A balança, minha amiga!

     Todas as vezes que, ao término de uma refeição, oferecem-me alguma sobremesa, tenho que recorrer sempre ao mesmo discurso: “agora não obrigada, talvez um pouco mais tarde, quem sabe”. Nesses momentos recebo frequentemente um olhar inquisidor, visivelmente contrariado, simplesmente não crendo nas minhas sinceras palavras.
     O fato é que vivo passando por essa situação, pois meu estômago, um tanto quanto minúsculo – original, sem redução – teima em não aceitar absolutamente nada que contenha açúcar logo após ter ingerido outros alimentos. Isso é bom ou ruim? Ainda não busquei uma explicação, sei que chega a ser irritante para quem deseja minha companhia ao comer uns docinhos, isso com certeza! sem contar que há sempre alguém revoltado com seu sobrepeso e acha que estou esnobando meus 55 quilos para 1,63 de altura. Não presto culto à estética, mas fazer o quê se “eu nasci assim, eu cresci assim, vou ser sempre assim...” longe de querer magoar minhas amigas mais cheinhas, creiam, vocês ocupam um grande espaço (nenhuma insinuação pejorativa) no meu coração.
     O meu baixo consumo de açúcar não se deve a uma preocupação com o peso e sim por pura ausência de vontade. Para muitos a sacarose se apresenta como um elemento salvífico que os predispõe ao bom humor e se aliado ao chocolate então, é riso certo, um único bombom age como uma injeção de serotonina, trazendo ânimo e bem estar. Como pode um tão pequenino prazer ser capaz de trazer alegria ao semblante, ao mesmo tempo se tornar responsável pelo ar consternado ao subir na balança? Todo pecado tem o seu preço!
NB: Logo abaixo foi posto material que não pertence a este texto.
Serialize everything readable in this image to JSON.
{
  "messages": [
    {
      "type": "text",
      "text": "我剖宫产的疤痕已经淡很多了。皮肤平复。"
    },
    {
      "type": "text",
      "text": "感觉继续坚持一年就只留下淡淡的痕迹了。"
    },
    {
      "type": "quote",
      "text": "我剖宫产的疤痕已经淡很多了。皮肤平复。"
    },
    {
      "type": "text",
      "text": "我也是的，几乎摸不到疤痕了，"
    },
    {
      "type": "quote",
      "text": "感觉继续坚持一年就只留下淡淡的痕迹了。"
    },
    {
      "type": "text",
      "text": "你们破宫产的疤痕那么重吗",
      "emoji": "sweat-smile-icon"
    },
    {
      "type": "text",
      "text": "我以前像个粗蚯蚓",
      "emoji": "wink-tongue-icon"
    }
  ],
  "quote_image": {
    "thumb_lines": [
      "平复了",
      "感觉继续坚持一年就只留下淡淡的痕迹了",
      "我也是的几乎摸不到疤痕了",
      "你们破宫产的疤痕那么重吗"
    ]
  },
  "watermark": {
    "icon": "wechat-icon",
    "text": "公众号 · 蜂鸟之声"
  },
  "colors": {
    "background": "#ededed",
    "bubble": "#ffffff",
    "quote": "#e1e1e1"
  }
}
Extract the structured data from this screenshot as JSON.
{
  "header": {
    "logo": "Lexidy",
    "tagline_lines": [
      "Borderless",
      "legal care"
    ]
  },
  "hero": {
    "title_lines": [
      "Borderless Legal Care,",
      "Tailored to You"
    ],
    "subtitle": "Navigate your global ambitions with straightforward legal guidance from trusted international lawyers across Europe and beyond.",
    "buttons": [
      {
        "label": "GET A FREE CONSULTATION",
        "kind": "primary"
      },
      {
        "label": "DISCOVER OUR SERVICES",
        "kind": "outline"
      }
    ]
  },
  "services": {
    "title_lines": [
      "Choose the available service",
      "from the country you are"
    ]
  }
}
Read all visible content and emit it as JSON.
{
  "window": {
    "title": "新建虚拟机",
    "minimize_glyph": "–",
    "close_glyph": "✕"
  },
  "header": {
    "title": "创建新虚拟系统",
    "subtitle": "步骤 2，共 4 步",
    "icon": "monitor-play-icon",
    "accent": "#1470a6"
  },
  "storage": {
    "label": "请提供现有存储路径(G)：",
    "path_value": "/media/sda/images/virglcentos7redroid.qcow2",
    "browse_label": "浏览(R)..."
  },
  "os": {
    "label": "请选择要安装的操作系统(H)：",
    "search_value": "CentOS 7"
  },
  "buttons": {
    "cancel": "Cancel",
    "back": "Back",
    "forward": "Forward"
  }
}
     Num momento em que a valorização da estética tem tomado a vez na fila das prioridades da vida, incorrer no erro de dietas mal elaboradas tem sido constante e trazido consequências dolorosas à saúde. Produtos milagrosos invadem as prateleiras, acompanhados por uma campanha publicitária atraente, chegam aos consumidores desatentos e nem sempre bem informados dos seus futuros efeitos colaterais.  O desejo de obter resultados rápidos, sem sacrifícios, faz quórum à ambição dessas inescrupulosas empresas que tornam os clientes cativos e dependentes de seus produtos. Sou muito mais por uma alimentação saudável, balanceada e sem excessos. A atividade física também se apresenta como uma fonte geradora de saúde pondo fim ao sedentarismo modorrento, porém nem todos fazem desse hábito uma disciplina. No meu caso, como o ponteiro da balança – objeto destemido - está sempre a meu favor, ainda não tive que usar de nenhum artifício estratégico ao subir nela. Hum... vejo que hoje, declaradamente, minha modéstia está de folga.
     Acalmem-se todos que estão com seus olhares hostis e cenhos franzidos sobre mim, vou sair já desse raro estado de enaltecimento e voltar logo ao meu normal, assim permaneço leve no peso e na consciência.